You are currently viewing Interview de Benjamin Rolland – La collaboration n’est pas qu’un moyen, c’est une fin

Interview de Benjamin Rolland – La collaboration n’est pas qu’un moyen, c’est une fin

  • Auteur/autrice de la publication :
  • Post category:Uncategorized

Formateur et facilitateur, Benjamin Rolland est Directeur d’Enactus Organisations. Enactus Organisations propose aux entreprises et aux  acteurs de l’ESS et de la jeunesse ses savoir-faire dans l’ingénierie pédagogique, l’intelligence collective et l’animation de formations expérientielles autour des thématiques de l’entrepreneuriat,de l’innovation sociale et de la coopération. 

Aujourd’hui, nous partons avec Benjamin à la découverte de la collaboration radicale. Vous découvrirez dans cette interview les fondamentaux de cette pratique, pour améliorer la capacité des individus à collaborer en équipe, avec un exemple pour le moins détonnant : comment appliquer la collaboration radicale à un achat immobilier.

Merci Benjamin pour ce superbe échange, et très belle lecture à vous !

Qu’est-ce que la radical collaboration ?

La radical collaboration®  est une  formation et un ensemble de pratiques qui visent à améliorer les capacités des individus à collaborer en équipe.

Elle s’articule autour de 5 compétences clés : 

  • Conscience de soi 
  • Responsabilité de soi 
  • Ouverture
  • Intention collaborative 
  • Négociation basée sur les intérêts 

Elle associe développement de compétences et découverte de soi.

Pourquoi pratiques-tu cette approche ?

La formation en radical collaboration en 2017 m’a passionné, m’a profondément fait monter en compétences sur ma capacité à collaborer. C’est après avoir fait cette formation que j’ai décidé d’être formateur et facilitateur indépendant, pour offrir aux gens des occasions, opportunités d’expérimenter tous les aspects positifs de ce qu’est la collaboration. 

La formation a affirmé chez moi le fait que la collaboration n’est non pas un moyen mais une fin. J’ai la conviction intime et profonde que l’humain est fait pour l’entraide

Le sens de notre humanité est dans notre lien aux autres et on ne pourra construire un monde plus juste, inclusif et plus durable que si on arrive à mieux faire et mieux vivre ensemble.

La radical collaboration n’est pas qu’un savoir faire, c’est aussi une intention profonde. Dans notre posture de facilitateurs, c’est essentiel de s’outiller en tant qu’individus, pour pouvoir faire vivre de meilleures expériences aux autres et leur faire découvrir le pouvoir de la coopération, et de l’intelligence collective. 

Récemment, tu as utilisé une des compétences de la radical collaboration, la négociation par les intérêts, pour la négociation d’un achat de maison. Peux-tu m’expliquer cela ? 

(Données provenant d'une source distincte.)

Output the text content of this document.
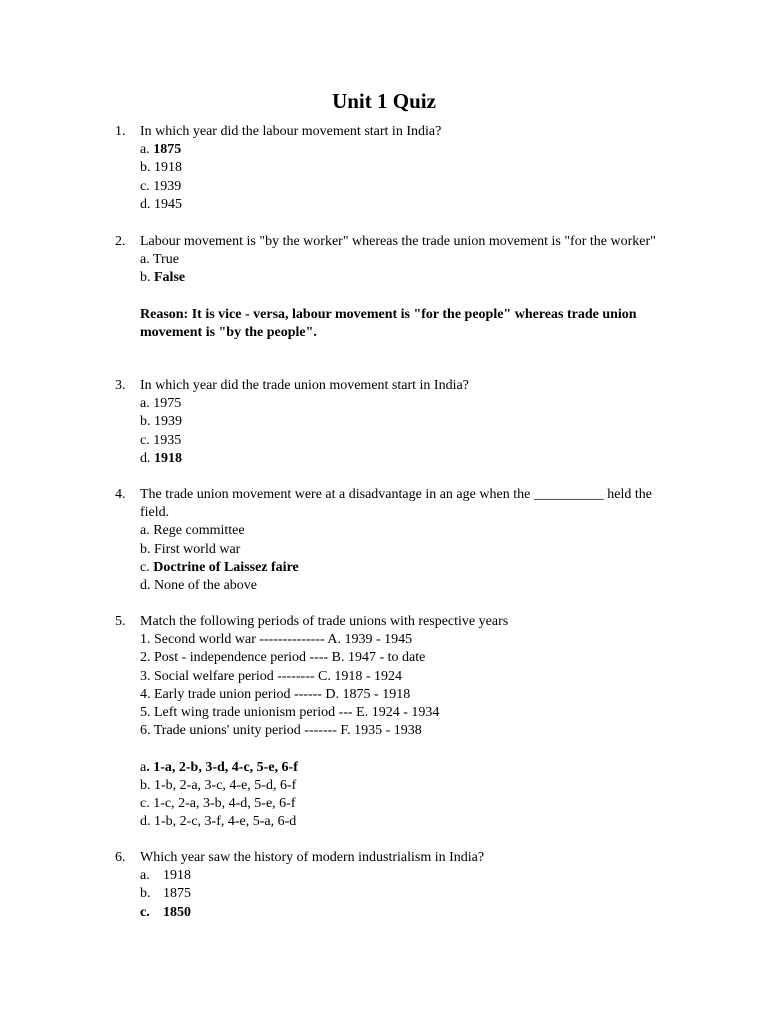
Unit 1 Quiz
1.	In which year did the labour movement start in India?
a. 1875
b. 1918
c. 1939
d. 1945
2.	Labour movement is "by the worker" whereas the trade union movement is "for the worker"
a. True
b. False
Reason: It is vice - versa, labour movement is "for the people" whereas trade union movement is "by the people".
3.	In which year did the trade union movement start in India?
a. 1975
b. 1939
c. 1935
d. 1918
4.	The trade union movement were at a disadvantage in an age when the __________ held the field.
a. Rege committee
b. First world war
c. Doctrine of Laissez faire
d. None of the above
5.	Match the following periods of trade unions with respective years
1. Second world war -------------- A. 1939 - 1945
2. Post - independence period ---- B. 1947 - to date
3. Social welfare period -------- C. 1918 - 1924
4. Early trade union period ------ D. 1875 - 1918
5. Left wing trade unionism period --- E. 1924 - 1934
6. Trade unions' unity period ------- F. 1935 - 1938
a. 1-a, 2-b, 3-d, 4-c, 5-e, 6-f
b. 1-b, 2-a, 3-c, 4-e, 5-d, 6-f
c. 1-c, 2-a, 3-b, 4-d, 5-e, 6-f
d. 1-b, 2-c, 3-f, 4-e, 5-a, 6-d
6.	Which year saw the history of modern industrialism in India?
a. 1918
b. 1875
c. 1850
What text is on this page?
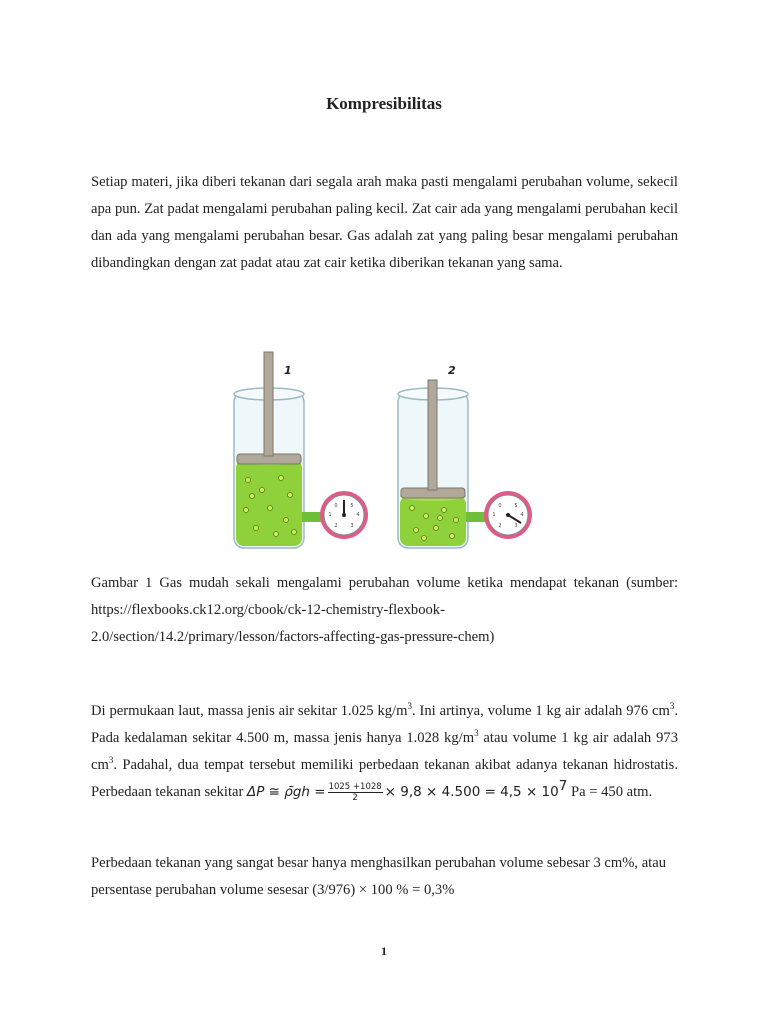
Kompresibilitas

Setiap materi, jika diberi tekanan dari segala arah maka pasti mengalami perubahan volume, sekecil apa pun. Zat padat mengalami perubahan paling kecil. Zat cair ada yang mengalami perubahan kecil dan ada yang mengalami perubahan besar. Gas adalah zat yang paling besar mengalami perubahan dibandingkan dengan zat padat atau zat cair ketika diberikan tekanan yang sama.

1
0
1
2	3
4
5
2
0
1
2	3
4
5

Gambar 1 Gas mudah sekali mengalami perubahan volume ketika mendapat tekanan (sumber:
https://flexbooks.ck12.org/cbook/ck-12-chemistry-flexbook-
2.0/section/14.2/primary/lesson/factors-affecting-gas-pressure-chem)

Di permukaan laut, massa jenis air sekitar 1.025 $kg/m^3$. Ini artinya, volume 1 kg air adalah 976 $cm^3$. Pada kedalaman sekitar 4.500 m, massa jenis hanya 1.028 $kg/m^3$ atau volume 1 kg air adalah 973 $cm^3$. Padahal, dua tempat tersebut memiliki perbedaan tekanan akibat adanya tekanan hidrostatis. Perbedaan tekanan sekitar ΔP ≅ ρ̄gh = $\frac{1025 +1028}{2} \times 9,8 \times 4.500 = 4,5 \times 10^7$ Pa = 450 atm.

Perbedaan tekanan yang sangat besar hanya menghasilkan perubahan volume sebesar 3 cm%, atau persentase perubahan volume sesesar (3/976) × 100 % = 0,3%

1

Dans une négociation classique, les parties ont tendance à adopter une posture et vont essayer d’obtenir de l’autre le résultat le plus proche de ce qu’ils voulaient au départ. On fait ensuite des compromis, en partant de ses propres postures.

Dans la négociation basée sur les intérêts, l’idée est de partir des intérêts de chacune des parties. Chacune des parties exprime ses intérêts, puis on co-construit des options qui répondent à un maximum d’intérêts communs.

On sort donc de la posture adversariale de l’un contre l’autre qui est souvent présente dans une négociation “classique”. 

Ce processus se déroule en 6 étapes. On ne prend pas toujours le temps de passer chaque étape après l’autre. Par contre, je prends toujours le temps de me préparer une grille avec ces étapes et de poser mes intérêts, mon plan de secours etc…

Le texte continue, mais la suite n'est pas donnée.